One of the things which I usually like in escapist fiction that was missing in this book was a strong protagonist. The story had a huge cast of characters and all of them were given equal importance. So the reader did not have any one character to root for. One can of course bring up the example of Game of Thrones. But that is epic fantasy that runs over thousands of pages giving readers sufficient scope to familiarize themselves with each of the characters and choose their own hero or heroine. The author of a short thriller does not have that luxury. Also all the characters were stereotypical and none had any distinguishing trait that could really endear them to the reader.
While some of the concepts like bitcoins and the dynamics of the gaming industry were introduced, I felt the coverage was at best superficial. Also the plot was not perfect and a few gaps were visible hampering the suspension of disbelief that good fiction requires.
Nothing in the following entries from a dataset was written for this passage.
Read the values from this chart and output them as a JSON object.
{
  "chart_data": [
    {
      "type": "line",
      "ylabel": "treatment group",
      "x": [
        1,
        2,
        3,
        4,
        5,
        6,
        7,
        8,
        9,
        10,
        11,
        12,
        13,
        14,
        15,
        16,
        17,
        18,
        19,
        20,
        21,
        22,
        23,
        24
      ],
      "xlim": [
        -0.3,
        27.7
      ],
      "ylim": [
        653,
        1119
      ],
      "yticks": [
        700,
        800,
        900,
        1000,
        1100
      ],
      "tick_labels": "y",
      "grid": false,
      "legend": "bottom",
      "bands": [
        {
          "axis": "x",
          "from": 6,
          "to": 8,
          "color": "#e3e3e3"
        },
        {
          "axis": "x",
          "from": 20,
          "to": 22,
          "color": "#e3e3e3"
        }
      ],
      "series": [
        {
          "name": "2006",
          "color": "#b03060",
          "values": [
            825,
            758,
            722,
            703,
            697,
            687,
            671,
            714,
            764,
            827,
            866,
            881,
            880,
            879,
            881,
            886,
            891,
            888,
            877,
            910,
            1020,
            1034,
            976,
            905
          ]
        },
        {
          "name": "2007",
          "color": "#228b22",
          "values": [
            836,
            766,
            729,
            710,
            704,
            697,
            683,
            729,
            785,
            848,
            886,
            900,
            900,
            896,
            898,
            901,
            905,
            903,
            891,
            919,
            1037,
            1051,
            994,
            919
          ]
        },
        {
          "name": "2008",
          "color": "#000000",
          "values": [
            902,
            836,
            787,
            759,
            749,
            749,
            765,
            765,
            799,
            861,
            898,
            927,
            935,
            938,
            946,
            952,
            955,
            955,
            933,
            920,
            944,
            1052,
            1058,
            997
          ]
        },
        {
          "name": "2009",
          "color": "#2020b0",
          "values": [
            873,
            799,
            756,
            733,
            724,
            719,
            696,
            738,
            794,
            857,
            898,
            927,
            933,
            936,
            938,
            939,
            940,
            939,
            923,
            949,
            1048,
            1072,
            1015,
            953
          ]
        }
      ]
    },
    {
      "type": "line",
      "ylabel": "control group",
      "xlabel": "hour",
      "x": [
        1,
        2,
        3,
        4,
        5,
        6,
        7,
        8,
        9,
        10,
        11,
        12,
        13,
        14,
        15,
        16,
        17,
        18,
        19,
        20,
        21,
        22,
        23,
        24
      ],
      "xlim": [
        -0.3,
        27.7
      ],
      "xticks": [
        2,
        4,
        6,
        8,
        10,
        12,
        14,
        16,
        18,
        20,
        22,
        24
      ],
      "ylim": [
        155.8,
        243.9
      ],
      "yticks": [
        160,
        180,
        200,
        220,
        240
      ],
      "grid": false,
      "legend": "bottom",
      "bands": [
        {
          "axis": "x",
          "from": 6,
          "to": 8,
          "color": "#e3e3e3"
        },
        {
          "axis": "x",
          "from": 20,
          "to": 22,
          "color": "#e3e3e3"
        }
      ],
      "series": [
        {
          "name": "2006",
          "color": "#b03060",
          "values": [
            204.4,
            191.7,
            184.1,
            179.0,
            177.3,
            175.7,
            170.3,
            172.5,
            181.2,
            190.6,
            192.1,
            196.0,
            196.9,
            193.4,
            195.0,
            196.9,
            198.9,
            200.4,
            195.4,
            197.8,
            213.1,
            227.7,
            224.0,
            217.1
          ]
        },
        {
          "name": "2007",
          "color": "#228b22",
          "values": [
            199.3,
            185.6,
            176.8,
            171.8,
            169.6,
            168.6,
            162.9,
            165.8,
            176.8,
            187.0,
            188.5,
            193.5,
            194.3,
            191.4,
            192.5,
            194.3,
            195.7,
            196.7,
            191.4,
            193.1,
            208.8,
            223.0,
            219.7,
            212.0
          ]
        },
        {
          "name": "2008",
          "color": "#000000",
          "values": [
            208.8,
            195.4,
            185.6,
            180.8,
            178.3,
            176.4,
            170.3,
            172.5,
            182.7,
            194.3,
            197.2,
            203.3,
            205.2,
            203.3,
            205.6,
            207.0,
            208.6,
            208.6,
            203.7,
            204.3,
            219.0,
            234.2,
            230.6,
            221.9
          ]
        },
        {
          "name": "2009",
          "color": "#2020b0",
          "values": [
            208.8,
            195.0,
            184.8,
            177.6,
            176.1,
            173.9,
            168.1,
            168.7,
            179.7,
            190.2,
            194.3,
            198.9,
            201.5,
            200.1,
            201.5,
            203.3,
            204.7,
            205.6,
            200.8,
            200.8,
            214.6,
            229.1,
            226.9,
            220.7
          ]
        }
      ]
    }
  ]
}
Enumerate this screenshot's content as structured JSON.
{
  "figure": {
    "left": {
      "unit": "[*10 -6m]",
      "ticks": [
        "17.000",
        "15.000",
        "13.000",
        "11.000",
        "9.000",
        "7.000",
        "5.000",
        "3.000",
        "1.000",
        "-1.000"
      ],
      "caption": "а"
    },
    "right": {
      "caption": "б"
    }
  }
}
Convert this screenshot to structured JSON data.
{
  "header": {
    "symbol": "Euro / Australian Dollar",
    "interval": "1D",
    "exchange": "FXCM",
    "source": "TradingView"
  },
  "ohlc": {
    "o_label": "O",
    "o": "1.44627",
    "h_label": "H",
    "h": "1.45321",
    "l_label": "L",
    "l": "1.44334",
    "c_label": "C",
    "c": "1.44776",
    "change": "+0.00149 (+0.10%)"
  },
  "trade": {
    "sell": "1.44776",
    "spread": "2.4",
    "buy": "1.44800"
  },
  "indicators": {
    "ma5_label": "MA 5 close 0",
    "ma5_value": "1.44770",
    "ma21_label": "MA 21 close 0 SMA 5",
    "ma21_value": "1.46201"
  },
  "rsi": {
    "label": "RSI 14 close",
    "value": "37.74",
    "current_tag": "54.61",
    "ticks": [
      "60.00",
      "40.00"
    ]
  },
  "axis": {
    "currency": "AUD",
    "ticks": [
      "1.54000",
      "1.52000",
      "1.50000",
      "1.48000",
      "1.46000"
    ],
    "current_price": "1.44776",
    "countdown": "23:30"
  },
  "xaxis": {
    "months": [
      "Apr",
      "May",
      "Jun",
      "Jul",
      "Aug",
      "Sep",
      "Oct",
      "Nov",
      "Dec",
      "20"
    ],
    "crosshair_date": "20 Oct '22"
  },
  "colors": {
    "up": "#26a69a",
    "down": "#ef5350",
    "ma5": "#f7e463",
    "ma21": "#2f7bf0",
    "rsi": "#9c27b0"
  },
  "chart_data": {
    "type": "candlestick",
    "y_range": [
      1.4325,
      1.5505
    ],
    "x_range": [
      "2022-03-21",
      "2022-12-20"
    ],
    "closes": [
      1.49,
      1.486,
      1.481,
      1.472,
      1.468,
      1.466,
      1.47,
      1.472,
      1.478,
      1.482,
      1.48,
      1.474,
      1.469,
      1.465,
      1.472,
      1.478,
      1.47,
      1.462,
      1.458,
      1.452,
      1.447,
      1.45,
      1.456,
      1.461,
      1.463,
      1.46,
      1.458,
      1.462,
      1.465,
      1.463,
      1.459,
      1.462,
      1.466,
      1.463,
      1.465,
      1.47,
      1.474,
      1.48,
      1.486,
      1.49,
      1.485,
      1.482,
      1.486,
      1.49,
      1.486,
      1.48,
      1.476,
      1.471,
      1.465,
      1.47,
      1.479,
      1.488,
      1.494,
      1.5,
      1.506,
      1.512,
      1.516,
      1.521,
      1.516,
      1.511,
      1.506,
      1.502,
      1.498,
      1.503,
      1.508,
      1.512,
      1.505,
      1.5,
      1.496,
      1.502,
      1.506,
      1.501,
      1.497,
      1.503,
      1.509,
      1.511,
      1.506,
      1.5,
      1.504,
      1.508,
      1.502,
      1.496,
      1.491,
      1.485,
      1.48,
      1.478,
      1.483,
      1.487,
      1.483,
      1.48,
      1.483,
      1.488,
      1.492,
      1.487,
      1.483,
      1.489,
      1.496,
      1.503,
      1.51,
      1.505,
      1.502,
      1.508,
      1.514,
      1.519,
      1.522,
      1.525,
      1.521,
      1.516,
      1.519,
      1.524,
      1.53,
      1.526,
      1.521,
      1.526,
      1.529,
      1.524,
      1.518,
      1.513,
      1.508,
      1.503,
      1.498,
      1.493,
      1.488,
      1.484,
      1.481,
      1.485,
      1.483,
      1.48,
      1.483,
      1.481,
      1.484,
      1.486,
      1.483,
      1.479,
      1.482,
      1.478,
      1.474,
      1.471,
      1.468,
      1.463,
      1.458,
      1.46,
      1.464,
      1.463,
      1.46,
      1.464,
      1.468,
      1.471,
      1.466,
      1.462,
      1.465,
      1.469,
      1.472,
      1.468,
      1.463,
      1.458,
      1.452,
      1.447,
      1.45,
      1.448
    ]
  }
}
I also found the narrative quite ordinary with lot of tell and less of show. But none of these should deter a casual Indian reader looking for a light read. They might actually, on the contrary, work to the book’s advantage.
Overall I would say this is an excellent light travel read. It could be easily made into a script for a good Bollywood action thriller movie like say ‘Kahani’.
The book was given to me for review as part of the book tour organized by 'The Book Club' of which I am a member.
The Book Blurb:
Aditya runs a gaming company that is struggling to break even. A banker slips off a highrise building, plunging to her death. The finance minister has made some promises that he is finding hard to keep. The LTTE has unleashed terror in America that sends the FBI on a wild goose chase, bringing them to Mumbai.
Enter Varun, parttime drug dealer and fulltime genius. He turns around the gaming company before disaster strikes. Meanwhile, the investigators plunge headlong into the shady world of bitcoins and the Dark Net, websites that only exist for illegal transactions—drugs, sex and money. God Is a Gamer culminates in a stunning climax where money means nothing, assassination is taught by the ancient Greeks, and nothing is as it seems.